Une baisse importante de la combustion fossile industrielle non souhaitée et questionnable
Si « [d]e 1990 à 2018, les émissions du sous-secteur de la combustion industrielle ont diminué de 34,2 %, […c’]est en grande partie attribuable à la diminution des émissions provenant des usines de pâtes et papiers.[…] Cette baisse de 3,08 Mt éq. CO2 s’explique en grande partie par l’utilisation accrue de la biomasse ainsi que par la fermeture de nombreuses usines de pâtes et papiers au fil des années. » En effet, « [l]e dioxyde de carbone (CO2) provenant de la biomasse n’est pas inclus, car il est présumé que le CO2 relâché pendant la décomposition ou la combustion de la biomasse est recyclé par les forêts, notamment grâce à la photosynthèse.
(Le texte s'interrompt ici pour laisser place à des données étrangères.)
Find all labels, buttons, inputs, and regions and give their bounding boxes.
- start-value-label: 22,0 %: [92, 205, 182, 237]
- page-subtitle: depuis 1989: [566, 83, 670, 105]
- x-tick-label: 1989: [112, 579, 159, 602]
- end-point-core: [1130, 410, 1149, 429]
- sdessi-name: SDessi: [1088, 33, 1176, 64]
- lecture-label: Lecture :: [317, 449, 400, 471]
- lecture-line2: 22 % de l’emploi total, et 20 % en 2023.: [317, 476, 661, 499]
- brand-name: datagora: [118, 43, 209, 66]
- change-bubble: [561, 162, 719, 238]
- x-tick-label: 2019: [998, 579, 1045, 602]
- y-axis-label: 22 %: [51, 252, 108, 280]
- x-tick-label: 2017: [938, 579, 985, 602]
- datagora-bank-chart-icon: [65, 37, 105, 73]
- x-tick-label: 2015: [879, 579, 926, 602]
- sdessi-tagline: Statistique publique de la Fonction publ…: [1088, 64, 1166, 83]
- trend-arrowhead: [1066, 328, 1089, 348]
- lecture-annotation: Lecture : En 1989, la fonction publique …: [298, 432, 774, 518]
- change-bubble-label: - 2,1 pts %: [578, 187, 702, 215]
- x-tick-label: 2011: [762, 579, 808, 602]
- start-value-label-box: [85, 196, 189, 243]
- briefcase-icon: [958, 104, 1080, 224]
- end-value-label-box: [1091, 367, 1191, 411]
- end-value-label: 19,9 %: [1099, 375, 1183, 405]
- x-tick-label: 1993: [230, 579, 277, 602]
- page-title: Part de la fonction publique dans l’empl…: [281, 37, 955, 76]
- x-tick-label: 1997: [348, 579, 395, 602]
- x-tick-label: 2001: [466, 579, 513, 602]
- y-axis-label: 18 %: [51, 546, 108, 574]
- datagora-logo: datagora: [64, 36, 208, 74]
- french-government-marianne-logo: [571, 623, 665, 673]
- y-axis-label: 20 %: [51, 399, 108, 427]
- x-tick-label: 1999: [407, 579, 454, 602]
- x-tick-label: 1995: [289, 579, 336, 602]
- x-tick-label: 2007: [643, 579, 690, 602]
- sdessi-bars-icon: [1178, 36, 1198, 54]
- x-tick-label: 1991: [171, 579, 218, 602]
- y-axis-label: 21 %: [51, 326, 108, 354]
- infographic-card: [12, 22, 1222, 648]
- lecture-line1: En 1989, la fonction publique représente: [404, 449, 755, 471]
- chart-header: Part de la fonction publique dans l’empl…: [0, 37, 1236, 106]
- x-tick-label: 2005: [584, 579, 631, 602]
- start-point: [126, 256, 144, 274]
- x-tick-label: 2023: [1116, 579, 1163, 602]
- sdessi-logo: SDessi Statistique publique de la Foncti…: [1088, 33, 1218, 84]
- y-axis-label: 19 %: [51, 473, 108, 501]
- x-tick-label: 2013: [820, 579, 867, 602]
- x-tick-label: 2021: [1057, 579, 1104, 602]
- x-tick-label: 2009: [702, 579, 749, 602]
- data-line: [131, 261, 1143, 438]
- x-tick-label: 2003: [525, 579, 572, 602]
Par contre, le méthane (CH4) et l’oxyde nitreux (N2O) provenant de la biomasse sont pris en considération. »
On peut douter de cet automatisme qui suppose que le reboisement compense la coupe, que la (re)pousse naturelle soit comptabilisée alors qu’elle fait partie du cycle naturel du carbone et surtout que l’absorption de gaz carbonique prend des dizaines d’années avant de compenser l’immédiat relâchement dans l’atmosphère par la combustion alors que la réduction des émanations de GES doit se faire à court terme pour éviter le scénario catastrophique de la terre-étuve. Sans compter que le réchauffement provoque de plus fréquents incendies de forêt boréale comme en Alberta et en Sibérie. Mais les émissions de CO2 provenant du changement d’affectation des terres et de la foresterie ne sont pas compilées dans l’inventaire québécois.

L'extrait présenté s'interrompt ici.